De toutes les cultures de rente, c’est toutefois la vanille qui connaît aujourd’hui le plus de difficultés. Pourtant, les Comores, longtemps deuxième producteur mondial, derrière Madagascar, ont fait un effort pour moderniser la filière, avec l’appui notamment de l’Union européenne. « Nous avons introduit de nouvelles lianes et encouragé les paysans à se spécialiser, les uns dans la production de liane et les autres dans celle de vanille », précise le secrétaire général de l’Agriculture. « Aujourd’hui, cette filière est l’une des mieux structurées, et sa production répond aux normes internationales. »

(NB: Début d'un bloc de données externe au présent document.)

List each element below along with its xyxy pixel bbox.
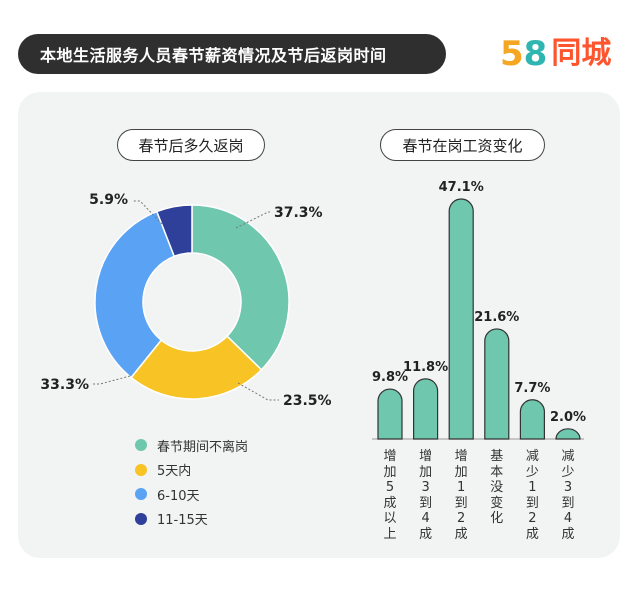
legend-swatch: [135, 439, 147, 452]
logo-text: 同城: [551, 36, 612, 71]
donut-data-label: 37.3%: [274, 205, 323, 221]
brand-logo: 58 同城: [500, 34, 611, 74]
legend-swatch: [135, 512, 147, 525]
donut-leader-line: [237, 382, 279, 401]
legend-label: 11-15天: [157, 513, 208, 529]
bar-data-label: 9.8%: [372, 370, 408, 385]
bar: [377, 388, 403, 440]
bar: [484, 328, 510, 440]
legend-label: 5天内: [157, 464, 192, 480]
donut-data-label: 5.9%: [89, 192, 128, 208]
bar-chart-title: 春节在岗工资变化: [380, 129, 545, 161]
donut-leader-line: [235, 211, 270, 229]
bar-data-label: 11.8%: [403, 360, 448, 375]
legend-item: 11-15天: [135, 507, 248, 532]
donut-slice: [94, 210, 176, 379]
bar: [519, 399, 545, 440]
donut-slice: [155, 204, 193, 258]
donut-data-label: 23.5%: [283, 393, 332, 409]
donut-leader-line: [132, 200, 163, 225]
bar-data-label: 47.1%: [439, 180, 484, 195]
donut-data-label: 33.3%: [40, 377, 89, 393]
donut-chart-title: 春节后多久返岗: [117, 129, 265, 161]
page-title: 本地生活服务人员春节薪资情况及节后返岗时间: [18, 34, 446, 74]
logo-number: 58: [500, 34, 548, 74]
bar-category-label: 基本没变化: [490, 449, 504, 526]
donut-slice: [191, 204, 290, 371]
bar: [555, 428, 581, 440]
bar: [448, 198, 474, 440]
legend-item: 春节期间不离岗: [135, 433, 248, 458]
bar-data-label: 7.7%: [514, 381, 550, 396]
legend-item: 5天内: [135, 458, 248, 483]
bar-data-label: 2.0%: [550, 410, 586, 425]
donut-legend: 春节期间不离岗 5天内 6-10天 11-15天: [135, 433, 248, 531]
legend-swatch: [135, 488, 147, 501]
legend-item: 6-10天: [135, 482, 248, 507]
donut-leader-line: [93, 375, 131, 385]
legend-label: 春节期间不离岗: [157, 439, 249, 455]
bar: [413, 378, 439, 440]
legend-label: 6-10天: [157, 488, 200, 504]
bar-data-label: 21.6%: [474, 310, 519, 325]
donut-slice: [130, 335, 263, 400]
legend-swatch: [135, 463, 147, 476]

Mais tous ces efforts ont été compromis par la chute de la demande mondiale de vanille naturelle, au profit de la vanille de synthèse. Alors que, dans le même temps, l’offre mondiale connaissait une hausse. Il est vrai que, dopés par des cours élevés, l’Ouganda, la Chine, l’Indonésie et Madagascar ont fortement augmenté les surfaces cultivées. Du fait de la surproduction, les prix se sont effondrés, passant de 400 euros le kilo de vanille préparée, contre 100 euros en 2004. Du coup, la production comorienne, qui s’élevait à 140 tonnes en 2002, est tombée à 60 tonnes en 2004, et les stocks invendus s’accumulent.

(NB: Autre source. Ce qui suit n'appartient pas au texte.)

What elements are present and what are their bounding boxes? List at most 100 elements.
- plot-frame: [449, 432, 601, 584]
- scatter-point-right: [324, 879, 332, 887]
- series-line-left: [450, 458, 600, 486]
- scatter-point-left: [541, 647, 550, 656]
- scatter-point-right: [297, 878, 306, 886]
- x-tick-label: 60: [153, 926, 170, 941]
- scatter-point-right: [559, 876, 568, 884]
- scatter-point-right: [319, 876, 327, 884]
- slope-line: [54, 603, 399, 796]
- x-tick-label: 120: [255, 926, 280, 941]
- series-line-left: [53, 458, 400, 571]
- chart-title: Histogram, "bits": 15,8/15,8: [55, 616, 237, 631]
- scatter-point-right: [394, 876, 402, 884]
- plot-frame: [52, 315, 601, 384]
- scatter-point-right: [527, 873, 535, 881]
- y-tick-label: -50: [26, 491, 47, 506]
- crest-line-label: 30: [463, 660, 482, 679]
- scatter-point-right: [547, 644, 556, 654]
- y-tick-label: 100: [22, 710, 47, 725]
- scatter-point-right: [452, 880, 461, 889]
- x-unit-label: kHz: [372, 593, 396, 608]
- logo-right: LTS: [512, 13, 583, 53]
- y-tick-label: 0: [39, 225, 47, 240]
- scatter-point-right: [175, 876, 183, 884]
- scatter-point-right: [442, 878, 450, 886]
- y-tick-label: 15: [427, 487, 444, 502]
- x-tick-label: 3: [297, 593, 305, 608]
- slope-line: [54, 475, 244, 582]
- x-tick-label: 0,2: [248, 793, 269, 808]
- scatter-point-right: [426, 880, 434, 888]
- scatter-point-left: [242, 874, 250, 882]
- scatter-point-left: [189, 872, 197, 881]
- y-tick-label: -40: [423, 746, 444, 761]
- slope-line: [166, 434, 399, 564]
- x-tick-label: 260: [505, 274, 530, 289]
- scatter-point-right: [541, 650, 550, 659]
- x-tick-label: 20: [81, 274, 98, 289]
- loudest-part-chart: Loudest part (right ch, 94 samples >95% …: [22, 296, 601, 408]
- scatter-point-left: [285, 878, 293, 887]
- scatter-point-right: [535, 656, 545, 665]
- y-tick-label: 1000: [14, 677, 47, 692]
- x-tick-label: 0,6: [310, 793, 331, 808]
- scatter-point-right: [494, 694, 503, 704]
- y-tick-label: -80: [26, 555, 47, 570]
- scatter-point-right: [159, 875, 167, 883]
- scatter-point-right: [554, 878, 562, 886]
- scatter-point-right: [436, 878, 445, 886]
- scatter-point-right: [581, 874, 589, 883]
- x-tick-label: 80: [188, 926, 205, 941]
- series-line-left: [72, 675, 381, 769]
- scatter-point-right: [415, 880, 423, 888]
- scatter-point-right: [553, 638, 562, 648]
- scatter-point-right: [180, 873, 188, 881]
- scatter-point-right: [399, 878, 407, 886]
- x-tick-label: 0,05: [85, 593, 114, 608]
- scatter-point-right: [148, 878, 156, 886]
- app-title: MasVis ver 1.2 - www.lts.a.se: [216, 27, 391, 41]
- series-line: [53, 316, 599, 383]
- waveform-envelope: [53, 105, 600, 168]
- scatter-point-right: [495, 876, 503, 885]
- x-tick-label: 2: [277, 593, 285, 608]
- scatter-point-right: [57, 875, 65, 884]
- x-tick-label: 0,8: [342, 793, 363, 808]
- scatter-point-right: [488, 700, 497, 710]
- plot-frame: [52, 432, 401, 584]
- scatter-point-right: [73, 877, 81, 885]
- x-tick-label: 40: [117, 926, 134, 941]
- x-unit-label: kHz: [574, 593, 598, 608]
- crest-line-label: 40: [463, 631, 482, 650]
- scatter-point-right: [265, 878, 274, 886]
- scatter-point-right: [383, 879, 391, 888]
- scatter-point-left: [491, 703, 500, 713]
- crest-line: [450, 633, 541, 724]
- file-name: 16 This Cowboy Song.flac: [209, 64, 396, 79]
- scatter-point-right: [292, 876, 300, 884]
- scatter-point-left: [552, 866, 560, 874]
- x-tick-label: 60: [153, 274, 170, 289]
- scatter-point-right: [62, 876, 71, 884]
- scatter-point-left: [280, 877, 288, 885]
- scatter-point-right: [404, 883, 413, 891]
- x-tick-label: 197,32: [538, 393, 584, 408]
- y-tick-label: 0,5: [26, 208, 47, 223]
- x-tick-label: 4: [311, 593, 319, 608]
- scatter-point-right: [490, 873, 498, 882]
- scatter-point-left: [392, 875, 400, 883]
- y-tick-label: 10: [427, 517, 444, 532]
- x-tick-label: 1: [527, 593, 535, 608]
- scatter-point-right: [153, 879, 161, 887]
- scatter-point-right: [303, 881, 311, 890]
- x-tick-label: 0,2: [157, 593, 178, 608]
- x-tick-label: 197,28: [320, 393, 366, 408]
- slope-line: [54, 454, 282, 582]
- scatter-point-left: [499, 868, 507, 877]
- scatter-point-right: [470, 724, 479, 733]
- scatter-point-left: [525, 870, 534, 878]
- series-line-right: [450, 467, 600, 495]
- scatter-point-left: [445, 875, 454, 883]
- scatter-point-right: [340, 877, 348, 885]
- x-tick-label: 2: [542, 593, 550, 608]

Pour les Comores, la baisse des cours cumulée à celle de la production s’est traduite par une chute catastrophique des recettes d’exportation dont la valeur est passée de 9,1 milliards à 1,8 milliard de FC entre 2003 et 2004. De premier poste des exportations, la vanille a été reléguée au second rang. Pour les paysans, la situation est dramatique, les prix ayant été revus à la baisse. De respectivement 10 000 FC et 90 000 FC le kilo, ils sont tombés à 3 900 FC pour la vanille verte et à 22 775 FC pour la vanille préparée. Et, en 2005, la situation ne s’est pas améliorée.